Find the equation of the normal to the curve $x^2 + 2y^2-4x-6y+8= 0$ at the point whose abscissa is 2.

$x=2$

The correct answer is Option (3) → $x=2$

The given curve is $x^2 +2y^2-4x-6y+8=0$   ...(i)

Putting $x = 2$ in (i), we get

$4+2y^2-8-6y+8=0⇒2y^2-6y+4=0$

$⇒y^2-3y+2=0⇒(y-1) (y-2) = 0⇒y=1,2$.

Hence, the feet of normals to the curve (i) are (2, 1) and (2, 2).

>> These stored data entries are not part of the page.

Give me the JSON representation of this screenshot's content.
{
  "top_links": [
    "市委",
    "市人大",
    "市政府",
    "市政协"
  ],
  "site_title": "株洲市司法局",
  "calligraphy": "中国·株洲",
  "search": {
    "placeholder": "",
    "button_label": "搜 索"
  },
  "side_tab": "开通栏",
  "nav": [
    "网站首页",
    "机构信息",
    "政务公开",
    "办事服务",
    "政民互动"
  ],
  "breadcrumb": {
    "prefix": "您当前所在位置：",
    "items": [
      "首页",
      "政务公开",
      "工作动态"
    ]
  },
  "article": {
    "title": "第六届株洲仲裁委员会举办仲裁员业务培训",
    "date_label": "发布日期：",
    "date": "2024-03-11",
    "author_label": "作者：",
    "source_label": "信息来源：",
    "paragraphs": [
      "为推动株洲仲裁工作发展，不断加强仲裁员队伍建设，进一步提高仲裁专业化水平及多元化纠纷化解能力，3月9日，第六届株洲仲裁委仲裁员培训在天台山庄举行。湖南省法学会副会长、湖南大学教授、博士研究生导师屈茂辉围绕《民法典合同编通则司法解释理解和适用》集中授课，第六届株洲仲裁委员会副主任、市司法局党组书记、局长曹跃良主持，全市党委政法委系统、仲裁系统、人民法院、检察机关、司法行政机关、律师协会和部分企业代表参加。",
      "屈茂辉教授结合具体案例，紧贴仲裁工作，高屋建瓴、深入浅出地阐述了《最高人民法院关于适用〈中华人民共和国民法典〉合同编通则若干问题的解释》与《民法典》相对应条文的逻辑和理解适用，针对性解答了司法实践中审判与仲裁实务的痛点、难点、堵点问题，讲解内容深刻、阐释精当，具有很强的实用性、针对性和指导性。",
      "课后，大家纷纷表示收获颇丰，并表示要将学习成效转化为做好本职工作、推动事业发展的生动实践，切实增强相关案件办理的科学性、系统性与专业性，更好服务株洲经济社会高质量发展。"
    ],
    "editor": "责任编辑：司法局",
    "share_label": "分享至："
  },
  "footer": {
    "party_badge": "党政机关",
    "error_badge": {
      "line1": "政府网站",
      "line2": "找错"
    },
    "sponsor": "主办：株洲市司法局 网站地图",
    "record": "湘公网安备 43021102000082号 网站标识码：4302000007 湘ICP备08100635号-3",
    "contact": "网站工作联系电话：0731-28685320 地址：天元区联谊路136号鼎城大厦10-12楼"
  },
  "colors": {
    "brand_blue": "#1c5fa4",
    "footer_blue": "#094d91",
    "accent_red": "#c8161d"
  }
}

Diff. (i) w.r.t. x, we get

$2x + 2.2y\frac{dy}{dx}-4-6\frac{dy}{dx}=0⇒(2y-3) \frac{dy}{dx}=2-x$

$\frac{dy}{dx}=-\frac{x-2}{2y-3}$   …(ii)

Normal at (2, 1)

Slope of tangent at (2, 1) = $-\frac{2-2}{2.1-3}= 0$

⇒ the tangent at (2, 1) is parallel to x-axis

⇒ the normal at (2, 1) is parallel to y-axis i.e. it is a vertical line.

∴ The equation of the normal at (2, 1) is $x = 2$.

Normal at (2, 2)

Slope of tangent at (2, 2) = $-\frac{2-2}{2.2-3}= 0$

⇒ the tangent at (2, 2) is parallel to x-axis

⇒ the normal at (2, 2) is parallel to y-axis.

∴ The equation of the normal at (2, 2) is $x = 2$.

we note that the normals at the points (2, 1) and (2, 2) to the given curve coincide i.e. the curve has same normal.